Yes, the statement “Naturalism is true” is self-contradictory because the very act of its assertion is self-contradictory under naturalism – the assertion cannot logically be made under naturalism, it is not merely false. This will be obvious to anyone who reads my argumentation, except perhaps to you and Winterwolf who suffer from ideological preconceptions that in certain matters prevent you from rational, logical thinking.

But I see that your ‘rebuttal’ only quotes from the first two paragraphs of my article, which leads to the suspicion that you haven’t even read the rest of it. No wonder that you got hung up on the “self-contradictory” issue if you didn’t even follow the argument.

So no, I don’t think my credibility is on the line here. But yours is – I still expect an answer to Peter Plato’s posts #88 and #89, which refute your attempts to establish that free thought or actions are possible under naturalism.

But I suspect you don’t answer these rebuttals because you are not able to. You cannot establish that free thought is possible as an emergent property from the physical world.
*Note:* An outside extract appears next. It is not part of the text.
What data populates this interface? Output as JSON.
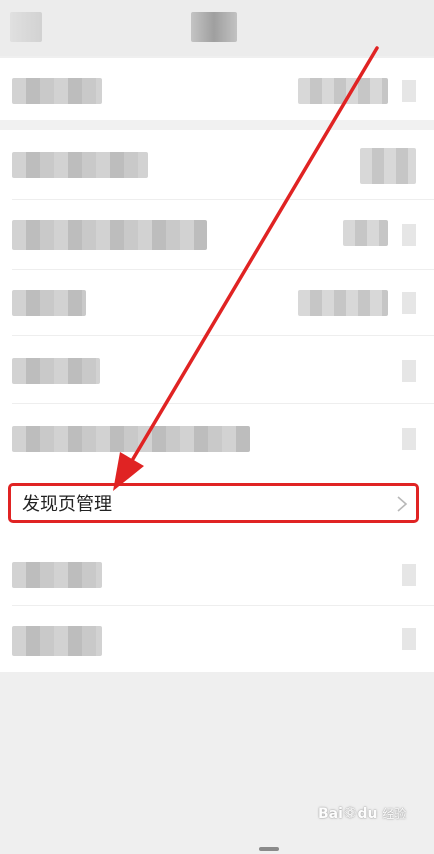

And many naturalists have come to the right, logical conclusion that under naturalism free will and thus free thought (free choice of thought) indeed cannot exist, see for example:

Why you don’t really have free will
by Jerry Coyne

Logically, the author also rejects moral responsibility under naturalism, even more sharply outlined in this article of his:

You Don’t Have Free Will

Edit: correction, “your attempts”
 
Obviously you are not familiar with the third law of logic: “Tertium non datur”.

The first law: A is A (the law of identity).
The second one is the law of (non)contradiction: A and ~A is the null set.
The third one is the law of excluded middle: A or ~A is the identity set.
The physical universe either does or does not exist. Demons either do or do not exist. Fine.

What you are claiming is that if demons exist they either do or do not interact with the universe in such a way that their existence must be provable or disprovable merely by their interaction with or within the universe. That claim or its negation in no way depends upon an identity set, but on the capacity of the instruments of science to detect the interaction.

I am not claiming that demons both do and don’t interact with the universe, I am merely claiming the tools of science cannot establish, with certainty, whether they do or don’t at any point.

Sure, a convicted offender coming before a judge is either guilty or not guilty of the crime for which he is accused, but that does not mean the judge knows or can ever know that fact with certainty. The same holds true with regard to the position of science via a vis demons.

Merely because the third law of logic exists does not mean we are capable of applying it infallibly in every case.

For the benefit of Winterwolf and for the sake of improving his strawman ID skills, Hee_Zen was implementing a strawman.